House of chaos
This week I’m in Rīga to teach at the University of Latvia; very near my hotel is a restaurant whose name carries an important lesson for most learners and non-native users of English.
Visitors from around the world will recognize that Steiku Haoss is a steak house. But most native English speakers probably won’t recognize that the name is a pun: haoss is the Latvian form of the word chaos, so the restaurant is also a ‘chaos of steaks’. Here’s a Latvian kindly saying it for me:
The English pronunciation of chaos is different from that in most languages. As a result of the historical English ‘Great Vowel Shift’, the five vowel letters of the Roman alphabet are often pronounced like their English names: A, E, I, O, U. For example mosaic, being, compliant, oasis, ambiguity – and chaos.
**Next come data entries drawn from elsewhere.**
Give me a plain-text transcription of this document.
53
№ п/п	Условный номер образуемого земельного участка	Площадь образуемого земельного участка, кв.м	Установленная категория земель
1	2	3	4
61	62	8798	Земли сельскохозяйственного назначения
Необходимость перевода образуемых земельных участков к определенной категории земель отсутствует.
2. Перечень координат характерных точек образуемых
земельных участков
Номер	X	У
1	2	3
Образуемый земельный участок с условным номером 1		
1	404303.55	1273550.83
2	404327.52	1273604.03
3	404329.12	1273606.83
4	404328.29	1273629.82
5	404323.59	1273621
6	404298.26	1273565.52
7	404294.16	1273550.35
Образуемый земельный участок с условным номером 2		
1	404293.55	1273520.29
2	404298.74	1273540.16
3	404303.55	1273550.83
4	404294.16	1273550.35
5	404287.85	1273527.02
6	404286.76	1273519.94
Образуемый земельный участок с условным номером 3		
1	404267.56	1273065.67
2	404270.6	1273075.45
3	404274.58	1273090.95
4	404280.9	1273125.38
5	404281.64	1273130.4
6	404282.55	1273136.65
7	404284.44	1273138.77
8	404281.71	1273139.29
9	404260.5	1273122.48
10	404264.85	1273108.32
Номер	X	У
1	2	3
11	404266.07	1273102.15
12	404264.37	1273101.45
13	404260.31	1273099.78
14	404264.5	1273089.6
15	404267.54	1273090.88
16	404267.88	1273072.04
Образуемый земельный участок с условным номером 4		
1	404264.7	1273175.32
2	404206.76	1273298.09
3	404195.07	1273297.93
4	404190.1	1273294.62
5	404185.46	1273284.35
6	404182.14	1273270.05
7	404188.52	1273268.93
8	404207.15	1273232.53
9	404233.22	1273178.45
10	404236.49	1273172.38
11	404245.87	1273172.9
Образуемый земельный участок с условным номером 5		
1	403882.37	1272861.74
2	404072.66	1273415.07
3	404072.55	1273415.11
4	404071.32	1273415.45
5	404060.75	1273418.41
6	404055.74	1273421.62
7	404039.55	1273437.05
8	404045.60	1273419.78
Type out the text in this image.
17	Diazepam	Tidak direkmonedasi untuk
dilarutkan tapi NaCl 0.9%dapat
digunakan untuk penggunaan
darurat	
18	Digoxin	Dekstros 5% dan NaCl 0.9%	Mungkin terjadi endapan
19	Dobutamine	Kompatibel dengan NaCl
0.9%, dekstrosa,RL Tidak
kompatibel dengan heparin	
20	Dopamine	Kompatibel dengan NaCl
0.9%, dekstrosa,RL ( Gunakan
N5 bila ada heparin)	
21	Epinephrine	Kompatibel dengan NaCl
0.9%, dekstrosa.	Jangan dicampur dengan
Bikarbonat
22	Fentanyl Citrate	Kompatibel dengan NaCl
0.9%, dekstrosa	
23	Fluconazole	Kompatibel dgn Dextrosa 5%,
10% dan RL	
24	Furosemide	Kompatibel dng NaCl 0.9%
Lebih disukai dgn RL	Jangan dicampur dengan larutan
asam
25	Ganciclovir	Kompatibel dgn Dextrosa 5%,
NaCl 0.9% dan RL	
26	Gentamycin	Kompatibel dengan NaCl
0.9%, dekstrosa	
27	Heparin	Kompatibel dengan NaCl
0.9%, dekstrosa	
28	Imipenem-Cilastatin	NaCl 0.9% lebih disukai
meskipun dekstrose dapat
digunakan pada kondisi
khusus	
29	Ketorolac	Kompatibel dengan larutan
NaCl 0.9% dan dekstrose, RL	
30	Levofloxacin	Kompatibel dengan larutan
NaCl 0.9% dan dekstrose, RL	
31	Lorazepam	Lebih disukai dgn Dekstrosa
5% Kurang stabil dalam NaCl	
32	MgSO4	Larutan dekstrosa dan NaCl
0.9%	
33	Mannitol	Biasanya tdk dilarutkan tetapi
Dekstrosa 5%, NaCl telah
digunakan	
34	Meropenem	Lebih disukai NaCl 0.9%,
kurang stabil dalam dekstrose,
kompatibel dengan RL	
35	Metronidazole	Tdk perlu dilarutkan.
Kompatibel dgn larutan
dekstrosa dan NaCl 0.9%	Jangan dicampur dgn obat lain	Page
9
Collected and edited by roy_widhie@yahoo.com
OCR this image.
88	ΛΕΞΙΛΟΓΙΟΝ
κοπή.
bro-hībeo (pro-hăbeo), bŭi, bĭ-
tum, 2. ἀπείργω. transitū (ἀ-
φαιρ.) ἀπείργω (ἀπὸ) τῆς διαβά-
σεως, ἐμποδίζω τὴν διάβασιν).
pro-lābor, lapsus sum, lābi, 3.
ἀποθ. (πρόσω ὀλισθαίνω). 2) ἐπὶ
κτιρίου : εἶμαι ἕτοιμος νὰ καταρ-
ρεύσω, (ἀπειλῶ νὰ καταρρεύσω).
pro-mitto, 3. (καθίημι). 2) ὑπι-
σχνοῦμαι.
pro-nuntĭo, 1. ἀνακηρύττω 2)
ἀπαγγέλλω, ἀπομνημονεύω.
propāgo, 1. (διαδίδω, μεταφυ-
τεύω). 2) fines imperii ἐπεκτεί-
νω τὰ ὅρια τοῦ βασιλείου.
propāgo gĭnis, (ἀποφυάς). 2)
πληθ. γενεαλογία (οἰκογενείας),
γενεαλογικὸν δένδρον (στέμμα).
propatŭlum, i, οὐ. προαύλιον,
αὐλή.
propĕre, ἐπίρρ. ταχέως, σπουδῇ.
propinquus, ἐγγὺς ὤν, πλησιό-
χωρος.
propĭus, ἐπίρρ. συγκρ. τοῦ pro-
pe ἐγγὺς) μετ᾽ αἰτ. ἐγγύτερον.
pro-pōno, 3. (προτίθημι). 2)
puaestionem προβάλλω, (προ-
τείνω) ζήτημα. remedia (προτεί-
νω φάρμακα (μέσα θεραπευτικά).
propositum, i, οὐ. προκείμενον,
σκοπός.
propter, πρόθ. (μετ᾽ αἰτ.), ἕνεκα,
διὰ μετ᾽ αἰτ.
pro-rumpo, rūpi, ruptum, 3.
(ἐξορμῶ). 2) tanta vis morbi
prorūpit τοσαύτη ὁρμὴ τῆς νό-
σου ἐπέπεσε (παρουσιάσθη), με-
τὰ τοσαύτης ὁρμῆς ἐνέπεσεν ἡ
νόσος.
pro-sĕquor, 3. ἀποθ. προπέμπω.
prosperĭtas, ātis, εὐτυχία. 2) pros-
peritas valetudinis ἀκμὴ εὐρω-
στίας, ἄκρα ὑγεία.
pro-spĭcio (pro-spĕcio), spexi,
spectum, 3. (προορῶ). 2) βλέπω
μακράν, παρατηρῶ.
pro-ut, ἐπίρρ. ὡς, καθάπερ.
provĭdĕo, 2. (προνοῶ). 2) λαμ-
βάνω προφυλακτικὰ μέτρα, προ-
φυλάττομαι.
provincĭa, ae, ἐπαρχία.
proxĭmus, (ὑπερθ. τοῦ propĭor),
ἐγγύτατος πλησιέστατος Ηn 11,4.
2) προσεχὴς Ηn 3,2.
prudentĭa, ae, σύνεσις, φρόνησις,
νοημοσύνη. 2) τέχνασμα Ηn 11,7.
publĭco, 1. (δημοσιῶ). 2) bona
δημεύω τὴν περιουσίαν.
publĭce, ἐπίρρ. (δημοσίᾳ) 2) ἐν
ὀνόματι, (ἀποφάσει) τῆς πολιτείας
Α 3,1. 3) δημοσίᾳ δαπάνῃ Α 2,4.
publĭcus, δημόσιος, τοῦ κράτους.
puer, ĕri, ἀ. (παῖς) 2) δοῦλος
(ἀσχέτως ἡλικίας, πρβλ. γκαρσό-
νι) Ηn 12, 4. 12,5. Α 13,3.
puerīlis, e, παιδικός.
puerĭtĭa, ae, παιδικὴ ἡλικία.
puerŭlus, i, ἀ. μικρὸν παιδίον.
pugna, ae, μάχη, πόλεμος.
Here are various British speakers saying chaos (the first is Prime Minister David Cameron):
This might be transcribed phonetically as kɛ́jɔs (or ˈkeɪɒs). It’s very different from the kind of pronunciation used by almost every other European language, including Latvian. (Different languages pronounce the initial consonant of such Greek words variously as k, h or the back-of-the-mouth fricative x.)
The important point for learners and non-native users of English, I feel, is that you should try to give international words the pronunciation appropriate to the language you’re speaking. Many non-native users of English, however, fall back on their own pronunciation of words like focus and chaos, resulting in what sounds to English speakers more like f*ck us and house (or perhaps cows). Of course, if non-natives are speaking to each other, the problem may be less.
Related post: Meet the Fockus
(Apparently there’s a Russian death metal band whose name uses the same pun.)